In our own society, we sometimes keep the ashes of our ancestors in a vase on our mantle, or keep photographs of them to remind us,” said Dr. Jelmer Eerkens, an anthropologist at the University of California at Davis, who led the study of the remains.

But in some societies, they kept the bones of their ancestors.”

The village was first uncovered in 2002, during the construction of a development project near the town of Brentwood, about 70 kilometers [45 miles] east of Oakland on the banks of a small stream known as Marsh Creek.
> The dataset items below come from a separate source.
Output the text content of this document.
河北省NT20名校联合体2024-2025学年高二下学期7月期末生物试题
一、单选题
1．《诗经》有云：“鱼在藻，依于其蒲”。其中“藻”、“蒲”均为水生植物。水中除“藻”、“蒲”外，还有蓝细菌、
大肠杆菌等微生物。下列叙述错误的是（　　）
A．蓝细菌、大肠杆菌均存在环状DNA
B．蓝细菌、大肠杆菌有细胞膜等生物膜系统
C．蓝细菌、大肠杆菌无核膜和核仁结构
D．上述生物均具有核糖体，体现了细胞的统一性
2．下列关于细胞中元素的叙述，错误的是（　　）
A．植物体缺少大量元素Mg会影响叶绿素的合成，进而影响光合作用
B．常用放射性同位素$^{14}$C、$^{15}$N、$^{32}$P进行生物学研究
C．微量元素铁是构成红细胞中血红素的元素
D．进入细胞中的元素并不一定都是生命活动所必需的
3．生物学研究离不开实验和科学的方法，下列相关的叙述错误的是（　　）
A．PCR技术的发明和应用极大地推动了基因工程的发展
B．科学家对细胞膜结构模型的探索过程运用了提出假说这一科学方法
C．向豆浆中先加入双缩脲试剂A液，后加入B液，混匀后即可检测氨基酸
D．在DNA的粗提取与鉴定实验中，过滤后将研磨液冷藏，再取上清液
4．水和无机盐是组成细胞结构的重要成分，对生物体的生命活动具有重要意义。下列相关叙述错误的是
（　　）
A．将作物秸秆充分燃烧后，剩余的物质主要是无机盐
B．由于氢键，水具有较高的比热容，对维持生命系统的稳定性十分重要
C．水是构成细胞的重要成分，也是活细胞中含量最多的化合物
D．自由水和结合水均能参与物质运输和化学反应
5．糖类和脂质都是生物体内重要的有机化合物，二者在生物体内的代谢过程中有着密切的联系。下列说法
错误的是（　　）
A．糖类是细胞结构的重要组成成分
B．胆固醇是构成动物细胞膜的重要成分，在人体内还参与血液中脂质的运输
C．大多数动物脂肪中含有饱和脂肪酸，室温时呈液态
A large-scale archaeological excavation followed, revealing the remnants of cooking fires, sites for making food and tools, and nearly 500 human burials.

Some artifacts dated back more than 7,000 years, but radiocarbon dates from more than 130 of the burials returned dates ranging from 3,000 to 4,000 years ago.

The Marsh Creek site provided a rare view into the lives of California’s sedentary hunter-gatherers, people who lived in small settlements and subsisted on acorns, seeds, fish, and small game.

But the most salient feature of the village was its unusual graves.

In seven of the burials — two of men, two of women, and three of indeterminate sex — the remains had no heads.

And eight other graves — four of men, two of women, and two indeterminate — contained a complete skeleton, with an additional skull buried alongside it.

And among those burials, two of men in their late 30s or early 40s, also included an unusual artifact: the top of a human skull that had been meticulously polished into a small, smooth bowl shape. One of these skull crowns — called calottes — was made from the head of an adolescent, and had been daubed with red ochre.

What purpose these artifacts served is unclear, Eerkens said, but the removal of skulls found in the Marsh Creek graves is not entirely unique.

Such burials are not common, but are certainly not unheard of in other parts of California,” Eerkens said.

Extra skulls and individuals missing their skull are found once in a while. There are also many examples of people buried missing arms and/or legs.”

It’s the context that is important for figuring out if such activities are the byproduct of violence, or are part of ritual or other activities,” he said.

Previous research in California has turned up evidence of head-taking and scalping, and ethnographic accounts have shown that, in some native societies, trophy heads were displayed as warnings to would-be interlopers.

As a result, when the Marsh Creek burials were first uncovered, some archaeologists chalked up the severed heads to prehistoric warfare, with the victors having taken the heads of the vanquished as a kind of grim spoils of war.

Interpretations were being made about these items, either skull cap bowls or extra skulls that were buried with people, that they were trophies from victims of warfare,” Eerkens said.

This would imply that the skulls were from people who were not living at the site, but lived elsewhere.”

California archaeological digThe Marsh Creek village and its burials were uncovered in 2002, during the construction of a development project near the town of Brentwood. (Photo courtesy Eerkens et al.)

So Eerkens and his colleagues set out to test this theory, by analyzing the chemistry of the Marsh Creek remains.

They sampled teeth and bone from nearly 200 individuals, in search of isotopes of strontium — which can tell scientists where a person was born and raised — as well as nitrogen, which can provide clues about the person’s diet.

Strontium is an element that occurs naturally in groundwater and has different forms, or isotopes. But those isotopes show up in different concentrations, depending on the local geology.

When we drink water, or we eat animals that drink the same water, those specific concentrations become fixed in our teeth and bones. So anthropologists can study the strontium in human remains to determine where a subject lived — especially during childhood, as their teeth were forming.